We do have memories: Brittney and Andrew meeting in
the first class of the first day freshmen year; the card games they
played in English class Junior year when they realized they were
becoming more than acquaintances; when he had this plan to ask
Brittney to marry him at the Key Western restaurant and then couldn't
wait and blurted out the question before they could even leave;
their dream of coming to the Keys and their determination to achieve
that despite the bad housing market and all the obstacles they had to
overcome. Which brings to mind Andrew's inability to believe that
anything was impossible. If you told him it couldn't be done, he
would not stop until he proved it could. And this was particularly
true when he put his hand to anything mechanical. He didn't just fix
things; he made them better. We remember his other qualities: how he
made friends with everyone; how he was always giving others a chance;
how he was always helping people out, like the time he and Brittney
were headed to Marathon and stopped to pick up a homeless man, whom
Andrew insisted sit with them rather than in the bed of their truck
and how he took the guy to McDonald's to get him something to eat and
then gave him some cash for his needs; how he threw himself into
helping out at our Vacation Bible School and how much he enjoyed
working with the kids; how he loved getting out on the water and
fishing.
Those memories of Andrew as the outdoorsy, friendly,
loving, giving and forgiving, never-give-up kind of guy are a comfort
to us and an immortality of sorts. But they are tinged with the
bittersweet knowledge that no new memories will be forthcoming. This
chapter on our life with him is over. And so once again happiness and
sadness are entwined. We mourn.
And that's OK. It's OK to weep and mourn because
Jesus did.

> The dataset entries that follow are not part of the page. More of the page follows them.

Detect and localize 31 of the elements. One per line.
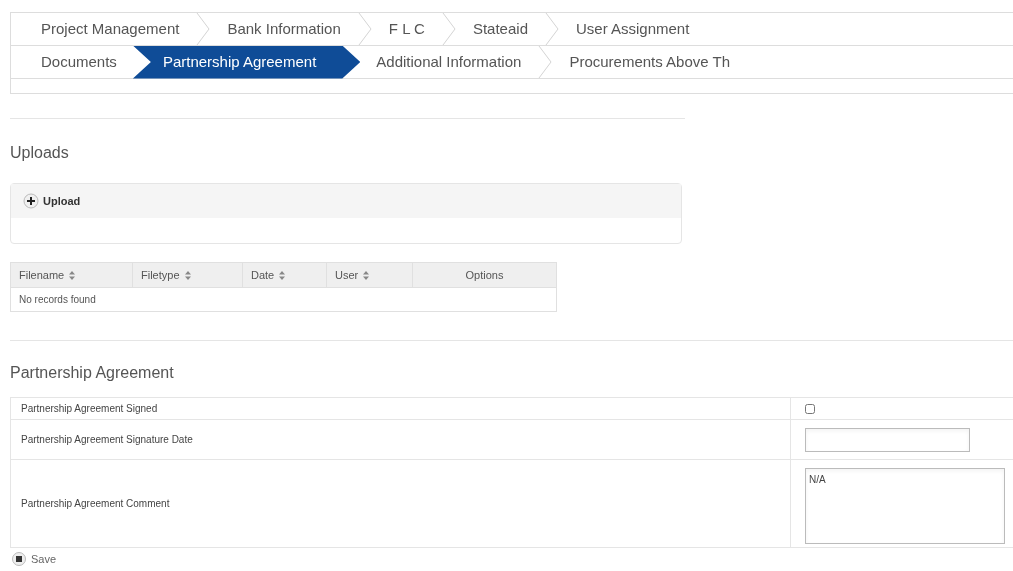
tab[interactable]: Bank Information bbox=[211, 13, 357, 46]
tab[interactable]: User Assignment bbox=[560, 13, 706, 46]
tab[interactable]: Documents bbox=[25, 45, 133, 79]
tab[interactable]: Partnership Agreement bbox=[132, 45, 361, 79]
checkbox[interactable] bbox=[805, 404, 815, 415]
sort-icon bbox=[363, 271, 370, 281]
sort-icon bbox=[69, 271, 76, 281]
section-heading: Partnership Agreement bbox=[10, 363, 175, 383]
tab[interactable]: Stateaid bbox=[456, 13, 544, 46]
field-label: Partnership Agreement Signed bbox=[10, 397, 791, 420]
plus-icon bbox=[23, 193, 39, 209]
tab[interactable]: Procurements Above Th bbox=[553, 45, 747, 79]
upload-button[interactable]: Upload bbox=[23, 192, 81, 210]
section-heading: Uploads bbox=[10, 143, 70, 163]
field-label: Partnership Agreement Comment bbox=[10, 459, 791, 548]
column-header[interactable]: User bbox=[326, 262, 413, 288]
floppy-icon bbox=[12, 552, 26, 567]
tab[interactable]: Additional Information bbox=[360, 45, 538, 79]
tab[interactable]: F L C bbox=[372, 13, 441, 46]
sort-icon bbox=[279, 271, 286, 281]
sort-icon bbox=[184, 271, 191, 281]
column-header[interactable]: Filename bbox=[10, 262, 133, 288]
tab[interactable]: Project Management bbox=[25, 13, 196, 46]
column-header: Options bbox=[412, 262, 557, 288]
empty-message: No records found bbox=[10, 287, 557, 312]
field-label: Partnership Agreement Signature Date bbox=[10, 419, 791, 460]
save-button[interactable]: Save bbox=[12, 551, 57, 568]
column-header[interactable]: Filetype bbox=[132, 262, 243, 288]
date-field[interactable] bbox=[805, 427, 970, 452]
column-header[interactable]: Date bbox=[242, 262, 327, 288]
comment-field[interactable]: N/A bbox=[805, 467, 1005, 544]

It's just that, as Paul said, we do not mourn like those
who are without hope.
And that hope sustains us. Our God is a God of hope,
of second chances, of never giving up on people and never letting
death have the last word. The fact is that just because this chapter
is over it doesn't mean that there won't be another. Every week in
the creed we say we believe in the resurrection of the dead. Because
that is God's basic modus operandi. He is the God of the living. He
resurrected his Son. He will resurrect those who are members of the
body of his Son. He will resurrect his wounded creation and restore
it to the paradise he created it to be. And he will populate it with
his people, in new and improved bodies, our same software, debugged
and downloaded into new hardware, as scientist and priest John
Polkinghorne put it.
Our hope in Christ is living with him forever in a
new creation. Not only new but better. There will be no pain, no
mourning, no disease or death. We will not lose our loved ones there.
That's where we will find them, safe forever. And so the only tears
will be tears of joy, when we join Andrew in God's new paradise.